History Repeated – Protector of The Rip

By Justin Flynn

From the first shots of The Great War to providing one of the region’s most-intiguing tourist attractions, Fort Queenscliff is a jewel at the ocean-side doorstep to our region. JUSTIN FLYNN digs into its past.

Dating back to 1860, Fort Queenscliff is steeped in history.

The first Allied shots of WWI were heard when a gun at Fort Nepean fired across the bow of German freighter Pfalz as she attempted an escape to sea. The orders to fire came from Fort Queenscliff.

Nowadays, the fort and museum is a popular tourist spot, drawing thousands of visitors each year from all over the world.

Fort Queenscliff Museum manager Major Martin Gowling says the fort plays an important part in the local economy.

“Some stay on the Bellarine Peninsula while others are day trippers. In most cases they provide an economic boost to Queenscliff and the greater Bellarine region,” he says.

“To be the custodian of Fort Queenscliff, its historical buildings and its museum is an ongoing learning experience.

“I find it a rewarding and challenging opportunity. At every turn there is a story that needs to be told, and it is told to school children, tour groups and the general public when they visit the fort.”

While the fort played an important strategic role in years gone by, the human faces behind it today do their best to bring the past to life.

Fort Queenscliff Museum curator Sergeant Helen Janner never gets tired of looking at the structure.

“More often than not, when I am here there is another amazing piece of what I call the fort ‘puzzle’ emerges; the vast collection of military items, images, documents and of course the stories that each and every building tells us,” she says.

“So much history – from the 150-year-old lighthouse to the magnificent cannons. Most of the structures here have been here for over 100 years.

“I am learning about them every day – and the view to the bay – priceless! How lucky am I?”

Tour coordinator Liz Fountain has seen the number of visitors to the fort change over the years.

“I have been tours coordinator since 2006, and tourist numbers have slightly increased since then,” she says.

“We expect about 12,000 to 13,000 this year. They come from everywhere in Australia as well as overseas.”

Ms Fountain says heritage venues that enjoy federal funding and promotion get much more national recognition than Fort Queenscliff.

She says the fort is still largely an unknown entity.

“Bellarine residents mostly know we are here, but many have never been on our professionally guided tour. Interstate tourists have a remarkable visit waiting for them if they can venture to Queenscliff on a holiday,” she says.

Keith Quinton is a researcher at fort museum library and was born and raised in Queenscliff.

“As I am one of a small group of historians attracted to the architecture of 19th-century fortifications and the development of coastal artillery defences, Fort Queenscliff has proved a valuable research source for my writings on Victorian coastal defences,” he says.

Although access to the museum is limited, due to Fort Queenscliff remaining an active military base, AAHU Museum staff and AAHU volunteers work to assist with a broad range of inquires related to family research and military history.

The federal government and Australian Army, through the AAHU (Australian Army History Unit), have provided resources for volunteers attending the museum library and resource centre over the last decade to carefully collate thousands of diverse documents, plans and photographs related to the defence of Victoria and Port Phillip Heads.

“Without this dedicated effort, public access to much of the material would have been lost,” Mr Quinton says.

“I am gratified to be able to foster this continuation of Queenscliff’s ‘garrison town’ heritage.”

Evan Donohue is also a researcher at the museum library.

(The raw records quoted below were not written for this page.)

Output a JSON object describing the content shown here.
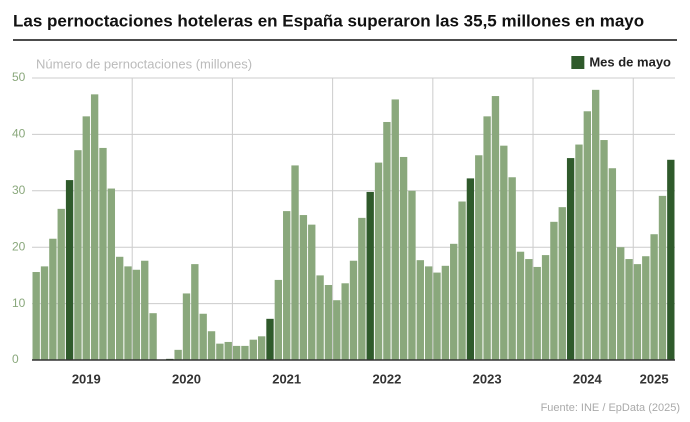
{
  "chart_data": {
    "type": "bar",
    "title": "Las pernoctaciones hoteleras en España superaron las 35,5 millones en mayo",
    "y_label": "Número de pernoctaciones (millones)",
    "source": "Fuente: INE / EpData (2025)",
    "categories": [
      null,
      null,
      null,
      null,
      null,
      null,
      "2019",
      null,
      null,
      null,
      null,
      null,
      null,
      null,
      null,
      null,
      null,
      null,
      "2020",
      null,
      null,
      null,
      null,
      null,
      null,
      null,
      null,
      null,
      null,
      null,
      "2021",
      null,
      null,
      null,
      null,
      null,
      null,
      null,
      null,
      null,
      null,
      null,
      "2022",
      null,
      null,
      null,
      null,
      null,
      null,
      null,
      null,
      null,
      null,
      null,
      "2023",
      null,
      null,
      null,
      null,
      null,
      null,
      null,
      null,
      null,
      null,
      null,
      "2024",
      null,
      null,
      null,
      null,
      null,
      null,
      null,
      "2025",
      null,
      null
    ],
    "series": [
      {
        "color": "#8aa87c",
        "values": [
          15.6,
          16.6,
          21.5,
          26.8,
          null,
          37.2,
          43.2,
          47.1,
          37.6,
          30.4,
          18.3,
          16.6,
          16.0,
          17.6,
          8.3,
          0.0,
          null,
          1.8,
          11.8,
          17.0,
          8.2,
          5.1,
          2.9,
          3.2,
          2.5,
          2.5,
          3.6,
          4.2,
          null,
          14.2,
          26.4,
          34.5,
          25.7,
          24.0,
          15.0,
          13.3,
          10.6,
          13.6,
          17.6,
          25.2,
          null,
          35.0,
          42.2,
          46.2,
          36.0,
          30.0,
          17.7,
          16.6,
          15.5,
          16.7,
          20.6,
          28.1,
          null,
          36.3,
          43.2,
          46.8,
          38.0,
          32.4,
          19.2,
          17.9,
          16.5,
          18.6,
          24.5,
          27.1,
          null,
          38.2,
          44.1,
          47.9,
          39.0,
          34.0,
          20.0,
          17.9,
          17.0,
          18.4,
          22.3,
          29.1,
          null
        ]
      },
      {
        "name": "Mes de mayo",
        "color": "#2f5a2b",
        "values": [
          null,
          null,
          null,
          null,
          31.9,
          null,
          null,
          null,
          null,
          null,
          null,
          null,
          null,
          null,
          null,
          null,
          0.2,
          null,
          null,
          null,
          null,
          null,
          null,
          null,
          null,
          null,
          null,
          null,
          7.3,
          null,
          null,
          null,
          null,
          null,
          null,
          null,
          null,
          null,
          null,
          null,
          29.8,
          null,
          null,
          null,
          null,
          null,
          null,
          null,
          null,
          null,
          null,
          null,
          32.2,
          null,
          null,
          null,
          null,
          null,
          null,
          null,
          null,
          null,
          null,
          null,
          35.8,
          null,
          null,
          null,
          null,
          null,
          null,
          null,
          null,
          null,
          null,
          null,
          35.5
        ]
      }
    ],
    "ylim": [
      0,
      50
    ],
    "yticks": [
      0,
      10,
      20,
      30,
      40,
      50
    ],
    "grid": true,
    "legend": "top-right"
  }
}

“For me Fort Queenscliff displays one of Australia’s iconic heritage developments from a bygone era,” he says.

“Most Australians know of Eureka stockade in Ballarat, but Fort Queenscliff completely eclipses Eureka, due to many decades of artillery activity dating from 1860 until 1945.”

Mr Donohue discovered the fort when he began his family history search for unknown ancestors.

He found a great grandfather who sailed from Scotland’s Outer Hebrides Islands to Australia in 1883, and enlisted in the Victorian Permanent Artillery in 1884.

Records at the fort revealed he died within the Fort Hospital in 1899, aged only 35, of a brain tumour.

“I was amazed that this sort of record could still be unearthed in the fort library,” he says.

“This encouraged me to become a volunteer at Fort Queenscliff so I could assist others to find records of long lost artillery soldiers, who also endured the very hardy 1880s conditions of an artillery soldier within the Fort.

“Fort Queenscliff is an amazing place and everybody should take the guided tour.”